CHAN K'IN
Lacandon Maya, Chiapas
Chan K’in lebt in Lacanja im Biosphärenreservat Montes Azules, in der Nähe der verlassenen Maya-Städte Yaxchilán und Bonampak. Er stammt aus einer Familie bedeutender Schamanen, die nicht zuletzt durch ihr Lebensalter berühmt wurden: Sein Onkel Chan K'in Viejo starb mit 119, sein Großvater ertrank im Alter von 107 auf dem Weg zur Feldarbeit im Fluß. Er selbst wird von seinem Onkel Don Antonio, dem letzten alten Schamanen der Lacandonen, in den Zeremonien und der Heil- und Pflanzenkunde unterrichtet.
Die Lacandonen leben seit Jahrhunderten in starker Abgeschiedenheit im Regenwald von Chiapas. In ihrem Aussehen und ihren Traditionen unterscheiden sie sich von den Maya anderer Regionen – zum Beispiel ist der Glaube an das Ende der Welt nach Ende der “langen Zählung” hier weit verbreitet. Heute leben nur noch einige hundert Lacandonen; ihre ökonomische Grundlage, der Regenwald, ist durch die zunehmende kommerzielle Ausbeutung grundlegend bedroht.
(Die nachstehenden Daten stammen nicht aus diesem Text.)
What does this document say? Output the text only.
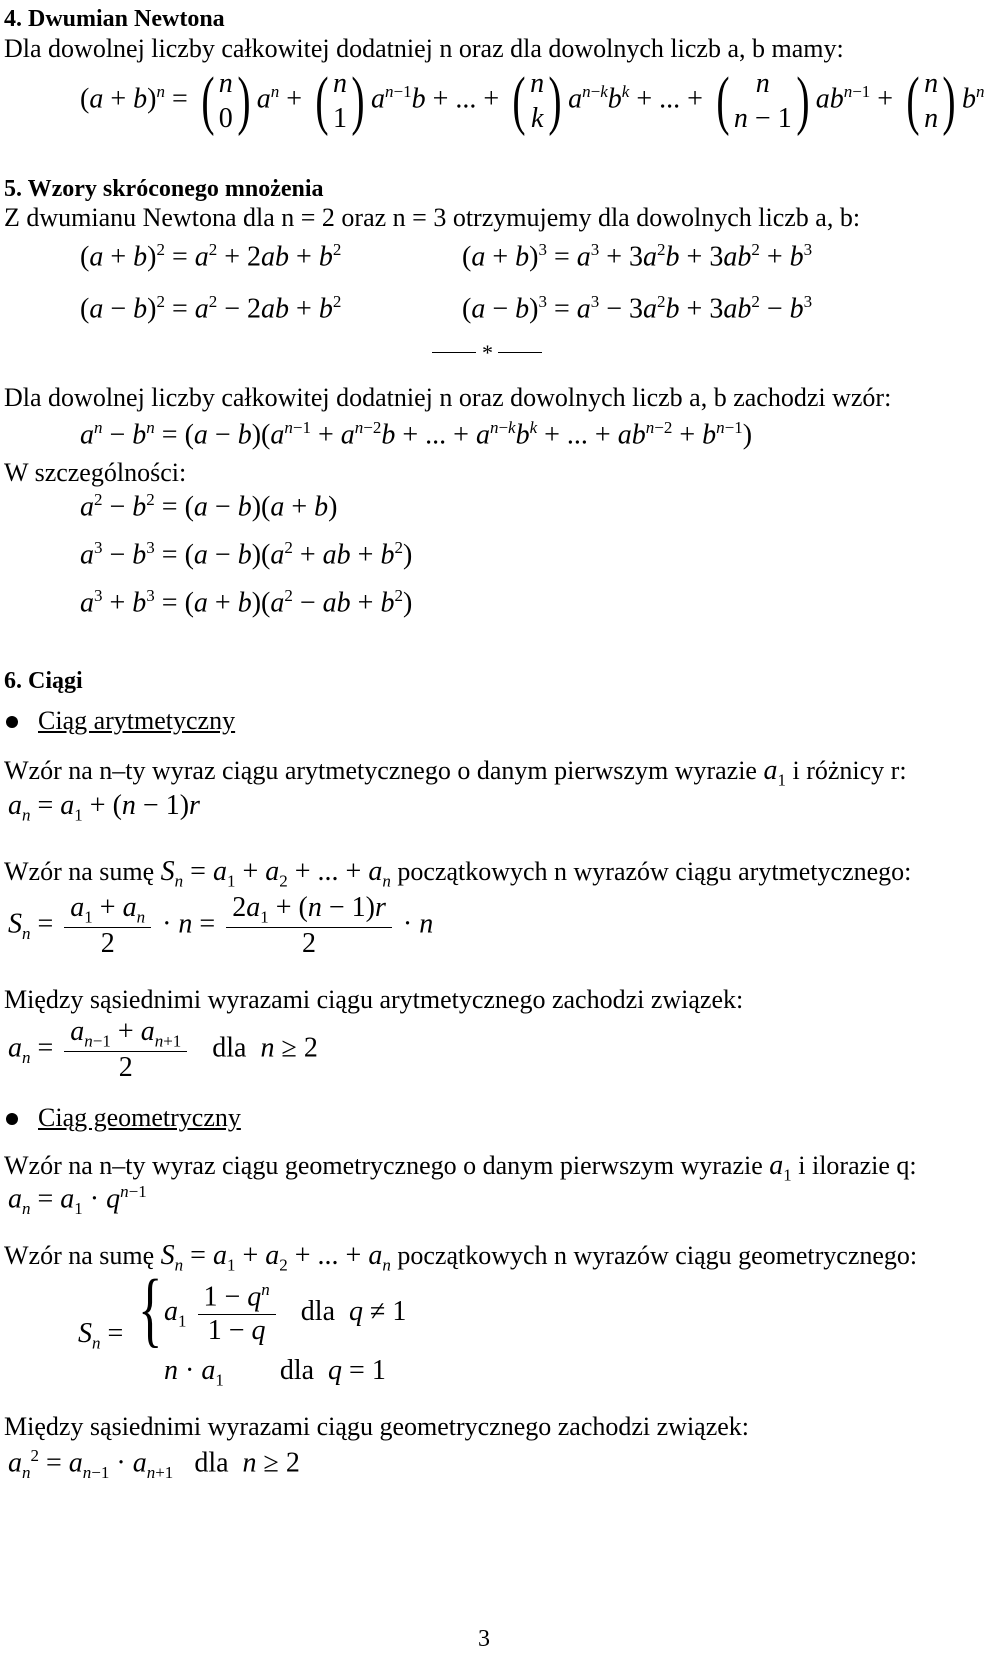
4. Dwumian Newtona
Dla dowolnej liczby całkowitej dodatniej n oraz dla dowolnych liczb a, b mamy:
$(a + b)^n$ = ( n
0 ) $a^n$ + ( n
1 ) $a^{n-1}b$ + ... + ( n
k ) $a^{n-k}b^k$ + ... + ( n
n − 1 ) $ab^{n-1}$ + ( n
n ) $b^n$
5. Wzory skróconego mnożenia
Z dwumianu Newtona dla n = 2 oraz n = 3 otrzymujemy dla dowolnych liczb a, b:
$(a + b)^2 = a^2 + 2ab + b^2$	$(a + b)^3 = a^3 + 3a^2b + 3ab^2 + b^3$
$(a - b)^2 = a^2 - 2ab + b^2$	$(a - b)^3 = a^3 - 3a^2b + 3ab^2 - b^3$
*
Dla dowolnej liczby całkowitej dodatniej n oraz dowolnych liczb a, b zachodzi wzór:
$a^n - b^n = (a - b)(a^{n-1} + a^{n-2}b$ + ... + $a^{n-k}b^k$ + ... + $ab^{n-2} + b^{n-1}$)
W szczególności:
$a^2 - b^2 = (a - b)(a + b)$
$a^3 - b^3 = (a - b)(a^2$ + ab + $b^2$)
$a^3 + b^3 = (a + b)(a^2$ − ab + $b^2$)
6. Ciągi
Ciąg arytmetyczny
Wzór na n–ty wyraz ciągu arytmetycznego o danym pierwszym wyrazie $a_1$ i różnicy r:
$a_n = a_1 + (n - 1)r$
Wzór na sumę $S_n = a_1 + a_2$ + ... + $a_n$ początkowych n wyrazów ciągu arytmetycznego:
$S_n = \frac{a_1 + a_n}{2} \cdot n = \frac{2a_1 + (n - 1)r}{2} \cdot n$
Między sąsiednimi wyrazami ciągu arytmetycznego zachodzi związek:
$a_n = \frac{a_{n-1} + a_{n+1}}{2}$ dla n ≥ 2
Ciąg geometryczny
Wzór na n–ty wyraz ciągu geometrycznego o danym pierwszym wyrazie $a_1$ i ilorazie q:
$a_n = a_1 \cdot q^{n-1}$
Wzór na sumę $S_n = a_1 + a_2$ + ... + $a_n$ początkowych n wyrazów ciągu geometrycznego:
$S_n$ = { $a_1 \frac{1 - q^n}{1 - q}$ dla q ≠ 1
$n \cdot a_1$ dla q = 1
Między sąsiednimi wyrazami ciągu geometrycznego zachodzi związek:
$a_n^2 = a_{n-1} \cdot a_{n+1}$ dla n ≥ 2
3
DAS ENDE DER BÄUME UND DES WASSERS
Noch vor zwanzig Jahren verband ein üppiger Regenwald die antike Maya-Metropole Tikal in Guatemala mit den Ruinen von Bonampak in Chiapas. Heute findet sich über Hunderte von Kilometern kein einziger bewaldeter Landstrich mehr. 15 transnationale Holzkonzerne haben seit dem Inkrafttreten von NAFTA Niederlassungen in Mexiko gegründet. Sobald die Bäume gefällt sind, siedeln sich arme Kleinbauern an. Da der Boden nach dem Kahlschlag nur für wenige Jahre ausreichend Nährstoffe für die Agrikulur hat, folgen bald die Viehzüchter, die das längst karge Land billig kaufen. Selbst im Biosphärenreservat Montes Azules, das den letzten bedeutenden Regenwald Mittel- und Nordamerikas beherbergt, wird inzwischen in alarmierendem Tempo gerodet.
In der Kosmovision der Maya sind spirituelle Welt, Natur und Kultur ein untrennbares Ganzes. Die Vorstellung, dass das Schicksal der Menschen eng mit dem anderer Lebewesen verbunden ist, ist in Mythologie und Alltagsleben tief verankert. Die Straßen auf den geistigen Landkarten der klassischen Maya waren ein Netz fließenden Wassers. Flüsse verbanden alles: die Maya miteinander, den Dschungel mit dem Ozean, die Berge und Wälder mit den Städten. Flüsse transportierten die Menschen von der Oberfläche der Erde in die Unterwelt und in den Kosmos. In der klassischen Periode war die Reise mit dem Kanu Teil des Schöpfungsmythos. Im Kontrast zu dieser Auffassung von den „heiligen Flüssen“, betrachten viele heute Wasser als Gold des 21. Jahrhunderts. Während große Teile Mexikos austrocknen, wird die Privatisierung von Wasser vorangetrieben. Alles, von der städtischen Wasserversorgung bis hin zu ganzen Flusstälern, steht zum Verkauf.
Der wahrscheinlich größte Angriff auf Kultur und Umwelt, der Chiapas noch bevorsteht, ist die Ölförderung: unter einer Lagune im Regenwald befindet sich ein riesiger Ölvorrat. Noch haben die Lacandonen, die ein beurkundetes Recht auf den Wald haben, die Erlaubnis für die Erschließung abgelehnt, aber der Druck durch den schrittweise privatisierten staatliche Ölkonzern PEMEX und transationale Unternehmen nimmt zu.